Beyond simply not having the wherewithal to rummage through every single traveler’s electronic devices, Justice Korman maintains that search at border checkpoints simply wasn’t all that big a deal before computers.
That’s in spite of plenty of lawyers, photographers and scholars having traveled with sensitive documents and photographs and having conducted potentially sensitive scholarly research – all without anybody suggesting that First Amendment protection of free speech was in danger, he said.
At any rate, the plaintiffs in this case “must be drinking the Kool-Aid” if they think that journalists or others with sensitive information can guarantee confidentiality to their sources or that they can protect privileged information, Korman wrote, saying that Abidor “cannot be so naïve” as to expect that crossing the Syrian or Lebanese border won’t also potentially result in search and seizure.

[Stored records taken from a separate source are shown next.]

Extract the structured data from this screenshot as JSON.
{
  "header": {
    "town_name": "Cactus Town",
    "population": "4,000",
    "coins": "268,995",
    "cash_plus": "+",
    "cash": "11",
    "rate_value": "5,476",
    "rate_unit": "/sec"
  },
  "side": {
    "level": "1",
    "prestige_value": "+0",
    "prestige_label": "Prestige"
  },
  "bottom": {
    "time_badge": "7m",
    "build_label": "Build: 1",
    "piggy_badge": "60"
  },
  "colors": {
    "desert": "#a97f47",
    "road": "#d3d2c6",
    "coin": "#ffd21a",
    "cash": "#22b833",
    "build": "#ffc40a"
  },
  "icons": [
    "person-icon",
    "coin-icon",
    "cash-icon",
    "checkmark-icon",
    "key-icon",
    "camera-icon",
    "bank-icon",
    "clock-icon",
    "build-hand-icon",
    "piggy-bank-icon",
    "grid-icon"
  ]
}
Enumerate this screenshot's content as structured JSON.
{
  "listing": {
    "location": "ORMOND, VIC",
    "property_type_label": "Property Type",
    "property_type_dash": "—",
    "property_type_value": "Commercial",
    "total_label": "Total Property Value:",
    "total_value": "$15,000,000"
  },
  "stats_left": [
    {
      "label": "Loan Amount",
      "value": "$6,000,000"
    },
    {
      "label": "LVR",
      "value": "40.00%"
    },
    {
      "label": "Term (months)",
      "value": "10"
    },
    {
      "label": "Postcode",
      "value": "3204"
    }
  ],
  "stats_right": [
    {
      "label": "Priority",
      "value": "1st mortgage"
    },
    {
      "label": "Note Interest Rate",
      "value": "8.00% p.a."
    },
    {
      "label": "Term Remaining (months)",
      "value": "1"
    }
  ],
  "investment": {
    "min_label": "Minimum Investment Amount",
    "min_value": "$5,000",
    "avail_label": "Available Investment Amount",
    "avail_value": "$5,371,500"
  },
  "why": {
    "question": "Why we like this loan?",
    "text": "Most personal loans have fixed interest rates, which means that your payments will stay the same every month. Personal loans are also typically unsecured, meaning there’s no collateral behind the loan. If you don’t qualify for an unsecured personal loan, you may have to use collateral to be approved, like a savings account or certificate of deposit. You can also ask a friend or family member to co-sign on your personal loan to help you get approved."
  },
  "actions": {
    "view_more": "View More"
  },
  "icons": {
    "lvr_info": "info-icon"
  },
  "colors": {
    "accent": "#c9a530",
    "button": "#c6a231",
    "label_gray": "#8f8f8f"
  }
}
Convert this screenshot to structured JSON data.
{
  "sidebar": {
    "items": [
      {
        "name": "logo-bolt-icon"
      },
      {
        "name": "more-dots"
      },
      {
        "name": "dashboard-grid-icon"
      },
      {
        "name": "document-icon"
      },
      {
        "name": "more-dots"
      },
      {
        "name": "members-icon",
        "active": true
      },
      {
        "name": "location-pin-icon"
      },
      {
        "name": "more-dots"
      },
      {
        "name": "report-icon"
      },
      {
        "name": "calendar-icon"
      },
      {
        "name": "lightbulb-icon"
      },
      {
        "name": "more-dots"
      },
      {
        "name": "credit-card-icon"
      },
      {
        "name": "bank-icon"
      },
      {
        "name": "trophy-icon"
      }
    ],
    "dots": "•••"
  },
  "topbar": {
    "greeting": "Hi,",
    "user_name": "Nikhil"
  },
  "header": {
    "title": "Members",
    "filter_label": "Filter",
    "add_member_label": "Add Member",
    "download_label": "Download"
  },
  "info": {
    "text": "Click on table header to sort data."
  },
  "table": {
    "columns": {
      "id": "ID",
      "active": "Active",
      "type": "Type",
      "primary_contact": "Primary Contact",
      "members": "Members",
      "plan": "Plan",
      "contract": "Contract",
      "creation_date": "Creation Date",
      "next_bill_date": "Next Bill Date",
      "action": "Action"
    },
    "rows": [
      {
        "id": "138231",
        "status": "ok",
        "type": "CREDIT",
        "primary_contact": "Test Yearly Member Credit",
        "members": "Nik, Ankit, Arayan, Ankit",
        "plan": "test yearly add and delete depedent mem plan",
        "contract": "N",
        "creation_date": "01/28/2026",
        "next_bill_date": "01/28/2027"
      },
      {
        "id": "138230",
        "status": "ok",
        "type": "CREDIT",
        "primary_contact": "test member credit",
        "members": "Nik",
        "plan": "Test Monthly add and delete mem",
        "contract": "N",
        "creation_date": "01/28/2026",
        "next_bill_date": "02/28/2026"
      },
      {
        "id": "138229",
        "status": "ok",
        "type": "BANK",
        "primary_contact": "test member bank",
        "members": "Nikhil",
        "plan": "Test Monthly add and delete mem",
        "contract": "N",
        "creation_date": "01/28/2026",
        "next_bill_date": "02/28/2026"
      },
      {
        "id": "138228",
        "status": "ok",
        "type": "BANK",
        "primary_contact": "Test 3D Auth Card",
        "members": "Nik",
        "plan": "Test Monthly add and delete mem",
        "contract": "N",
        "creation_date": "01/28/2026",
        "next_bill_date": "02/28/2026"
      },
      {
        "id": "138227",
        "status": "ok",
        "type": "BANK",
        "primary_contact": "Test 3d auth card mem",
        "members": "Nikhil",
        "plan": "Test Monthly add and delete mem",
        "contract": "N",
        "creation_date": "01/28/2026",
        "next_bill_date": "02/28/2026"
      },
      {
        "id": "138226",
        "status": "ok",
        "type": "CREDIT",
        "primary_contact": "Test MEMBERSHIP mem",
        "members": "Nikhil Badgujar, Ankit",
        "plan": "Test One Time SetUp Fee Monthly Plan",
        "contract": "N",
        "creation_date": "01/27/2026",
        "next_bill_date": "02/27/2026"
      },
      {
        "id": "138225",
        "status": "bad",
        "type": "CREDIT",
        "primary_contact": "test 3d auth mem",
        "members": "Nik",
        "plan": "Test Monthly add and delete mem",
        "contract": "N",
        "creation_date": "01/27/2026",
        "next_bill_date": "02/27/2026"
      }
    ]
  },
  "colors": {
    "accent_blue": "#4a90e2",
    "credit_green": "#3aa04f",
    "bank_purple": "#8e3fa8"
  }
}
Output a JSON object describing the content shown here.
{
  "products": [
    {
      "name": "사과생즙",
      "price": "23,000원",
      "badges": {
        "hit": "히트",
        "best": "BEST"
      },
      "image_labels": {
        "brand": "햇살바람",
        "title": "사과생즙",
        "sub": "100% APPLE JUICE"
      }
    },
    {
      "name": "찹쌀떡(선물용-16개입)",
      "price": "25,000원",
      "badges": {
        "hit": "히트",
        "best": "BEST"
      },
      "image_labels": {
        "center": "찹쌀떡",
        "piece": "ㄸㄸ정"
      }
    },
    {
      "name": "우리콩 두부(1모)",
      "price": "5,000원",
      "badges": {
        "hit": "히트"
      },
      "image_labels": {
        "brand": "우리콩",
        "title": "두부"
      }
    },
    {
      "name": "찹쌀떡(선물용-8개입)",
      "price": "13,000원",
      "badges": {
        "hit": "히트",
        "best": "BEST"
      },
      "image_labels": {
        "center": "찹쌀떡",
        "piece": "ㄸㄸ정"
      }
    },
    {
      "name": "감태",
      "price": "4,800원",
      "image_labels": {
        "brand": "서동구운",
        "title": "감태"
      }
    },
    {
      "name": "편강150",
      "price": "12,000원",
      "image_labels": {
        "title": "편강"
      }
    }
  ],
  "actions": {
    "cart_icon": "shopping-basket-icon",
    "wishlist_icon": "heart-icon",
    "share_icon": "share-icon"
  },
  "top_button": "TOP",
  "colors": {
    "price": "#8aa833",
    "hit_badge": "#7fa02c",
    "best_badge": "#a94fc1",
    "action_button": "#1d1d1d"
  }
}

Finally, Justice Korman took Abidor to task for storing sensitive data on his device, pointing to a Ponemon Institute study (sponsored by Dell) that claims that business travelers in the US, Europe and the United Arab Emirates lose or misplace more than 16,000 laptops per week.
Korman proposes that given all the risk, why risk really important data at all?
... it would be foolish, if not irresponsible, for plaintiffs to store truly private or confidential information on electronic devices that are carried and used overseas. … One of the many suggestions that the Dell study makes to travelers is to '[t]hink twice about the information you carry on your laptop.' … And it concludes with the commonsense query: 'Is it really necessary to have so much information accessible to you on your computer?'
Is it necessary? Well, most people I know find it rather convenient to store data on data-storage devices.
Is it advisable?
Sheesh, given this ruling, that’s another question entirely.